El SAS no sustituye a los sanitarios acogidos a la reducción de jornada

El Defensor del Pueblo admite a trámite una denuncia de Satse, que afecta a más de 150 efectivosde Córdoba

A los profesionales con reducción de jornada se les resta entre un 20 y un 40 por ciento de sus salarios
A los profesionales con reducción de jornada se les resta entre un 20 y un 40 por ciento de sus salarios

El Defensor del Pueblo admite a trámite una denuncia de Satse, que afecta a más de 150 efectivosde Córdoba

El sindicato de enfermería Satse alertó ayer de un nuevo recorte que se une a la larga lista que padecen los profesionales sanitarios en la comunidad autónoma: la nula sustitución de enfermeros acogidos a la reducción de jornada por guarda legal. El Defensor del Pueblo ha admitido a trámite la denuncia que presentó la central el pasado 26 de mayo relativa a la falta de sustitución de los más de 150 profesionales de los centros sanitarios de Córdoba que tienen concedida una reducción de jornada por el cuidado de sus hijos, personas mayores o discapacitados. Esta circunstancia afecta a enfermeros, matronas, fisioterapeutas y auxiliares de enfermería, lo que originó igualmente más de un centenar de denuncias individuales ante otras instituciones autonómicas, como el Instituto Andaluz de la Mujer.

En su denuncia, el sindicato asegura que este derecho «emana de varias normas», como el manual de vacaciones, permisos y licencias del personal de centros de instituciones sanitarias del Servicio Andaluz de Salud (SAS); la ley orgánica 3/2007 de 22 de marzo para promover la conciliación de la vida laboral y familiar de las personas trabajadoras; el estatuto básico del empleado público y la Constitución española, que en su artículo 39.1 determina «la obligación de la Administración de proteger a la familia».

En este contexto, la no sustitución nominal de la reducción de jornada «tira por tierra tanto esfuerzo legislativo, dejando vacío de contenido el espíritu de tan amplio abanico legal», subraya Satse, además de criticar el «empecinamiento de los gestores del SAS en la provincia de Córdoba en ahorrar no sustituyendo estos casos». Este extremo, por tanto, «dificulta seriamente la conciliación laboral y familiar de los profesionales y la actividad asistencial».

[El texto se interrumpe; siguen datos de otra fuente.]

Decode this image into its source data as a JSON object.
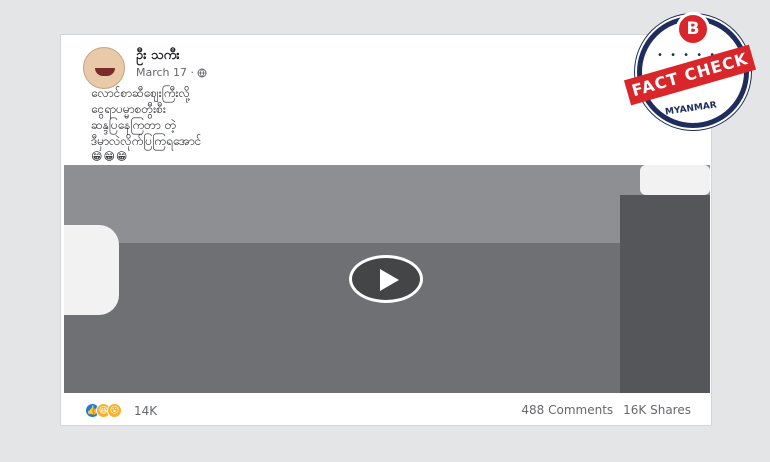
{
  "post": {
    "author": "ဦး သကီး",
    "date": "March 17 ·",
    "privacy_icon": "globe-icon",
    "text_lines": [
      "လောင်စာဆီဈေးကြီးလို့",
      "ငွေရာပမ္မာစတွီးစီး",
      "ဆန္ဒပြနေကြတာ တဲ့",
      "ဒီမှာလဲလိုက်ပြကြရအောင်"
    ],
    "emojis": "😁😁😁"
  },
  "video": {
    "play_icon": "play-icon"
  },
  "footer": {
    "reaction_icons": [
      "like-icon",
      "haha-icon",
      "wow-icon"
    ],
    "reaction_count": "14K",
    "comments": "488 Comments",
    "shares": "16K Shares"
  },
  "stamp": {
    "logo_letter": "B",
    "banner": "FACT CHECK",
    "country": "MYANMAR"
  },
  "colors": {
    "stamp_red": "#d9262a",
    "stamp_navy": "#1f2d5c",
    "like_blue": "#1877f2"
  }
}
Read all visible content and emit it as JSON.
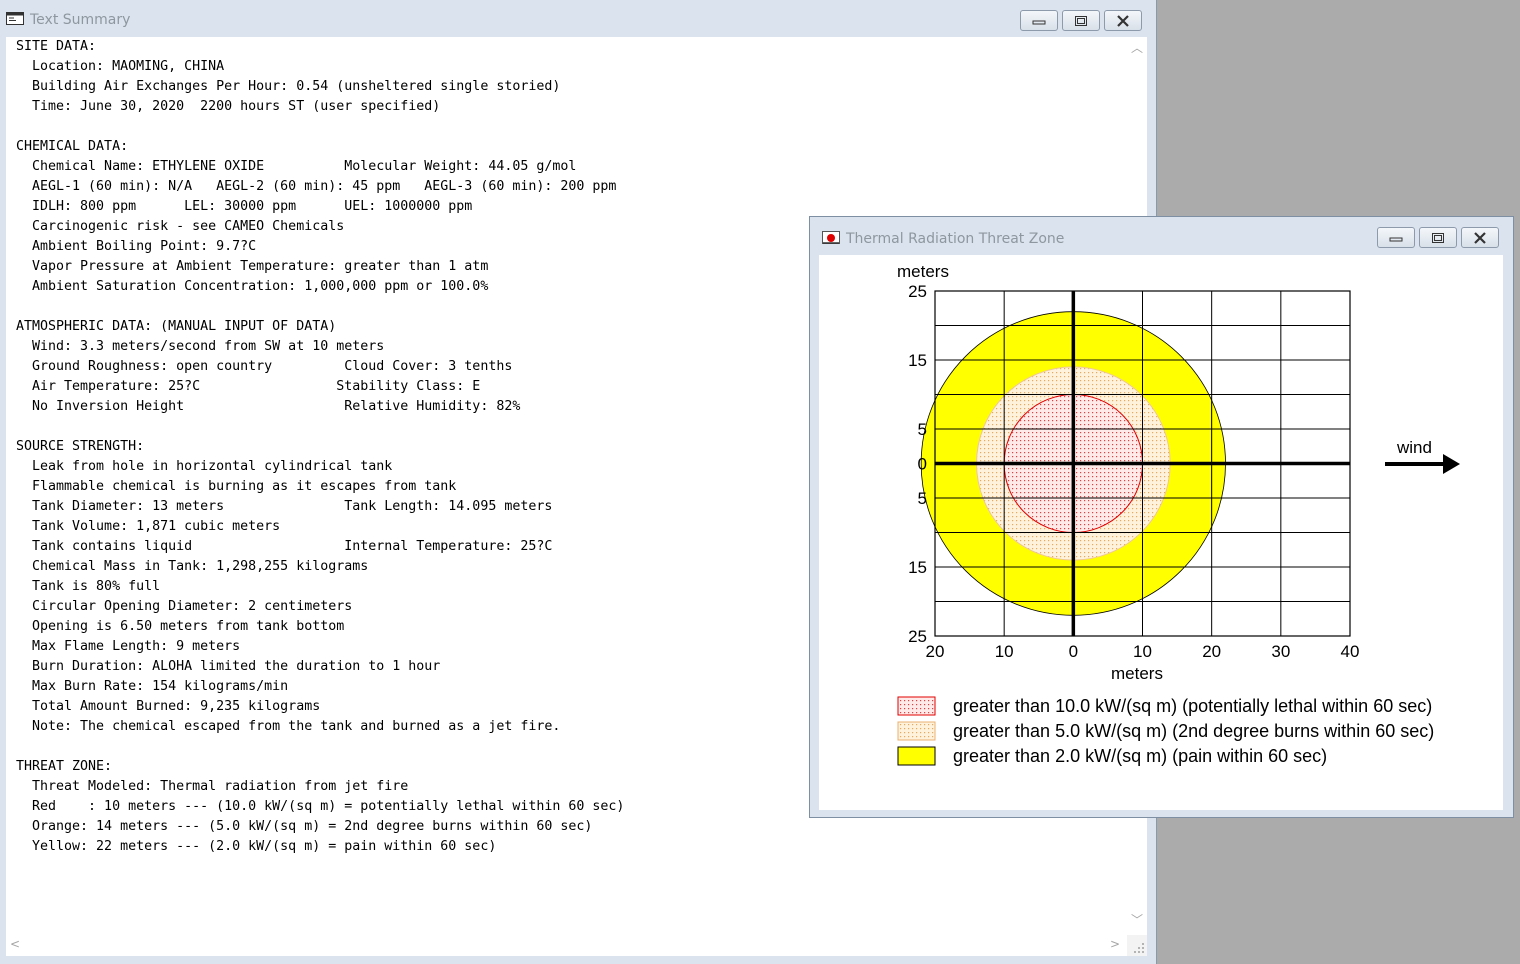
{
  "summary_window": {
    "title": "Text Summary",
    "lines": [
      "SITE DATA:",
      "  Location: MAOMING, CHINA",
      "  Building Air Exchanges Per Hour: 0.54 (unsheltered single storied)",
      "  Time: June 30, 2020  2200 hours ST (user specified)",
      "",
      "CHEMICAL DATA:",
      "  Chemical Name: ETHYLENE OXIDE          Molecular Weight: 44.05 g/mol",
      "  AEGL-1 (60 min): N/A   AEGL-2 (60 min): 45 ppm   AEGL-3 (60 min): 200 ppm",
      "  IDLH: 800 ppm      LEL: 30000 ppm      UEL: 1000000 ppm",
      "  Carcinogenic risk - see CAMEO Chemicals",
      "  Ambient Boiling Point: 9.7?C",
      "  Vapor Pressure at Ambient Temperature: greater than 1 atm",
      "  Ambient Saturation Concentration: 1,000,000 ppm or 100.0%",
      "",
      "ATMOSPHERIC DATA: (MANUAL INPUT OF DATA)",
      "  Wind: 3.3 meters/second from SW at 10 meters",
      "  Ground Roughness: open country         Cloud Cover: 3 tenths",
      "  Air Temperature: 25?C                 Stability Class: E",
      "  No Inversion Height                    Relative Humidity: 82%",
      "",
      "SOURCE STRENGTH:",
      "  Leak from hole in horizontal cylindrical tank",
      "  Flammable chemical is burning as it escapes from tank",
      "  Tank Diameter: 13 meters               Tank Length: 14.095 meters",
      "  Tank Volume: 1,871 cubic meters",
      "  Tank contains liquid                   Internal Temperature: 25?C",
      "  Chemical Mass in Tank: 1,298,255 kilograms",
      "  Tank is 80% full",
      "  Circular Opening Diameter: 2 centimeters",
      "  Opening is 6.50 meters from tank bottom",
      "  Max Flame Length: 9 meters",
      "  Burn Duration: ALOHA limited the duration to 1 hour",
      "  Max Burn Rate: 154 kilograms/min",
      "  Total Amount Burned: 9,235 kilograms",
      "  Note: The chemical escaped from the tank and burned as a jet fire.",
      "",
      "THREAT ZONE:",
      "  Threat Modeled: Thermal radiation from jet fire",
      "  Red    : 10 meters --- (10.0 kW/(sq m) = potentially lethal within 60 sec)",
      "  Orange: 14 meters --- (5.0 kW/(sq m) = 2nd degree burns within 60 sec)",
      "  Yellow: 22 meters --- (2.0 kW/(sq m) = pain within 60 sec)"
    ]
  },
  "threat_window": {
    "title": "Thermal Radiation Threat Zone",
    "wind_label": "wind"
  },
  "chart_data": {
    "type": "threat-zone-map",
    "ylabel": "meters",
    "xlabel": "meters",
    "x_tick_labels": [
      "20",
      "10",
      "0",
      "10",
      "20",
      "30",
      "40"
    ],
    "x_tick_values": [
      -20,
      -10,
      0,
      10,
      20,
      30,
      40
    ],
    "y_tick_labels": [
      "25",
      "15",
      "5",
      "0",
      "5",
      "15",
      "25"
    ],
    "y_tick_values": [
      25,
      15,
      5,
      0,
      -5,
      -15,
      -25
    ],
    "xlim": [
      -20,
      40
    ],
    "ylim": [
      -25,
      25
    ],
    "grid_x": [
      -20,
      -10,
      0,
      10,
      20,
      30,
      40
    ],
    "grid_y": [
      25,
      20,
      15,
      10,
      5,
      0,
      -5,
      -10,
      -15,
      -20,
      -25
    ],
    "zones": [
      {
        "radius_m": 22,
        "color": "#ffff00",
        "label": "greater than 2.0 kW/(sq m) (pain within 60 sec)"
      },
      {
        "radius_m": 14,
        "color": "#fcdcae",
        "label": "greater than 5.0 kW/(sq m) (2nd degree burns within 60 sec)"
      },
      {
        "radius_m": 10,
        "color": "#ffd8d8",
        "label": "greater than 10.0 kW/(sq m) (potentially lethal within 60 sec)"
      }
    ],
    "legend": [
      {
        "label": "greater than 10.0 kW/(sq m) (potentially lethal within 60 sec)",
        "color": "#ffd8d8",
        "border": "#e00000"
      },
      {
        "label": "greater than 5.0 kW/(sq m) (2nd degree burns within 60 sec)",
        "color": "#fcdcae",
        "border": "#e8b070"
      },
      {
        "label": "greater than 2.0 kW/(sq m) (pain within 60 sec)",
        "color": "#ffff00",
        "border": "#000000"
      }
    ],
    "legend_position": "bottom"
  }
}
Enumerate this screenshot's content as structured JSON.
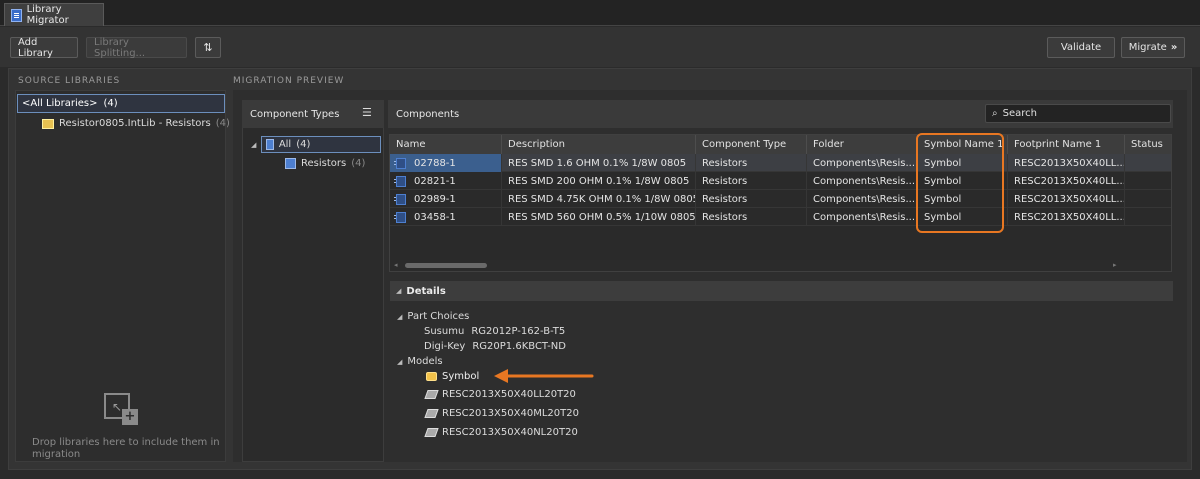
{
  "tab": {
    "label": "Library Migrator"
  },
  "toolbar": {
    "add_library": "Add Library",
    "library_splitting": "Library Splitting...",
    "validate": "Validate",
    "migrate": "Migrate"
  },
  "source": {
    "title": "SOURCE LIBRARIES",
    "all_libraries": "<All Libraries>",
    "all_count": "(4)",
    "lib_name": "Resistor0805.IntLib - Resistors",
    "lib_count": "(4)",
    "drop_hint": "Drop libraries here to include them in migration"
  },
  "preview": {
    "title": "MIGRATION PREVIEW",
    "component_types_label": "Component Types",
    "types": [
      {
        "label": "All",
        "count": "(4)"
      },
      {
        "label": "Resistors",
        "count": "(4)"
      }
    ]
  },
  "components": {
    "label": "Components",
    "search_placeholder": "Search",
    "columns": [
      "Name",
      "Description",
      "Component Type",
      "Folder",
      "Symbol Name 1",
      "Footprint Name 1",
      "Status"
    ],
    "rows": [
      {
        "name": "02788-1",
        "description": "RES SMD 1.6 OHM 0.1% 1/8W 0805",
        "type": "Resistors",
        "folder": "Components\\Resis...",
        "symbol": "Symbol",
        "footprint": "RESC2013X50X40LL...",
        "status": ""
      },
      {
        "name": "02821-1",
        "description": "RES SMD 200 OHM 0.1% 1/8W 0805",
        "type": "Resistors",
        "folder": "Components\\Resis...",
        "symbol": "Symbol",
        "footprint": "RESC2013X50X40LL...",
        "status": ""
      },
      {
        "name": "02989-1",
        "description": "RES SMD 4.75K OHM 0.1% 1/8W 0805",
        "type": "Resistors",
        "folder": "Components\\Resis...",
        "symbol": "Symbol",
        "footprint": "RESC2013X50X40LL...",
        "status": ""
      },
      {
        "name": "03458-1",
        "description": "RES SMD 560 OHM 0.5% 1/10W 0805",
        "type": "Resistors",
        "folder": "Components\\Resis...",
        "symbol": "Symbol",
        "footprint": "RESC2013X50X40LL...",
        "status": ""
      }
    ]
  },
  "details": {
    "label": "Details",
    "part_choices_label": "Part Choices",
    "part_choices": [
      {
        "supplier": "Susumu",
        "part": "RG2012P-162-B-T5"
      },
      {
        "supplier": "Digi-Key",
        "part": "RG20P1.6KBCT-ND"
      }
    ],
    "models_label": "Models",
    "models": [
      {
        "label": "Symbol",
        "icon": "symbol-icon"
      },
      {
        "label": "RESC2013X50X40LL20T20",
        "icon": "footprint-icon"
      },
      {
        "label": "RESC2013X50X40ML20T20",
        "icon": "footprint-icon"
      },
      {
        "label": "RESC2013X50X40NL20T20",
        "icon": "footprint-icon"
      }
    ]
  },
  "colors": {
    "highlight": "#e87722",
    "selection": "#3b5f8e"
  }
}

En su escrito, el sindicato señala que éstos «tienen unas responsabilidades familiares que desean atender, por lo que solicitan los permisos legalmente establecidos». En este punto, recuerda que eso «tiene un coste económico en el conjunto de sus retribuciones», ya que se les resta entre un 20 y un 40 por ciento de sus salarios, según la reducción a la que se acojan. Por ello, «si no disponen de un sustituto nominal no pueden satisfacer sus derechos de conciliación de vida familiar y laboral, convirtiéndose en un fraude y un fiasco la normativa de la Junta en este ámbito».

Satse confía en las gestiones del Defensor del Pueblo para «solucionar este grave y preocupante problema», una institución que «siempre ha mostrado especial sensibilidad con todo lo relacionado con la sanidad pública y en especial con sus profesionales». La situación, según la central, afecta mayoritariamente a las plantillas del hospital Reina Sofía y a los centros de las áreas sanitarias sur y norte.

Junto a esta denuncia, el sindicato viene poniendo de relieve otras carencias en el sistema sanitario público, especialmente durante el verano. A la escasa sustitución de médicos y enfermeros que están de vacaciones se suma el cierre de camas, que cifró recientemente en 2.562 en Andalucía. El SAS, por su parte, ha venido negando estos datos y acusó al sindicato de «crear alarma».